Le principe du pollueur payeur n'est pas appliqué dans notre vie de tous les jours. Par exemple, combien d’euros est prêt à payer le fumeur pour financer le ramassage des milliers de paquets de cigarettes qui jonchent les bords des routes ? Idem pour les buveurs de bière qui balancent leurs canettes par les portières. C’est facile d’accuser les autres, mais nous sommes nous mêmes des pollueurs en puissance. Des actions rationnelles et simples dans le respect de la nature, ne sont pas appliquées par les citoyens d’en bas. Alors, obtenir des industriels, des mesures pour préserver l’environnement au détriment de leur économie ne se réalisera qu’avec l’application de textes.
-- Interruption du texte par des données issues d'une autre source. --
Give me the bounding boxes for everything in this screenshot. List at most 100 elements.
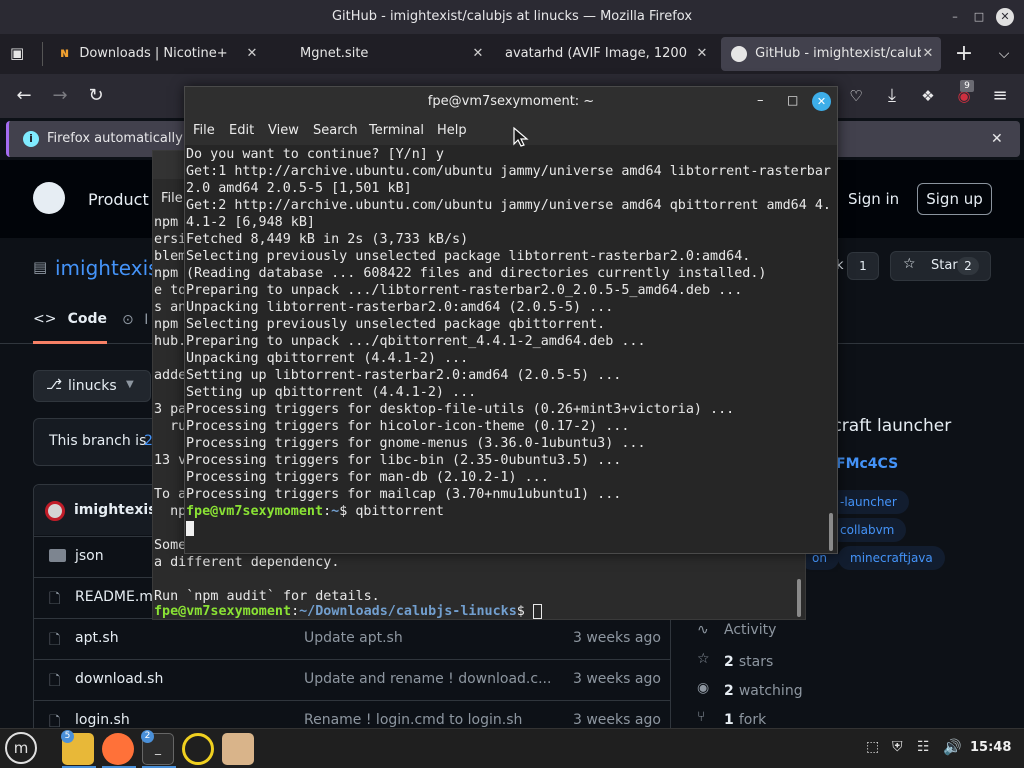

Les pays industrialisés sont les principaux pollueurs et doivent réagir au plus tôt. La grande industrie, qui délocalise sa production vers les pays à main d’œuvre gratuite, est la première source de pollution au monde. Un grand nombre de ces pays sont épinglés par AMNESTY INTERNATIONAL, pour le mauvais traitement enduré  par les populations. Alors, dans ces conditions, parler d’environnement relève de l’utopie.  

Sommes nous prêts à payer plus cher les habits, les produits informatiques, les bibelots, les jeux, l’outillage …. ?

La politique de l’autruche à ces limites et une prise de conscience à l’échelle de la planète doit s’effectuer très rapidement.

Ecologie ou économie, le choix final est toujours le même et il n’y a aucune raison que cela change. L’humanité est contre nature et n’a pas besoin de guerre pour s’auto détruire.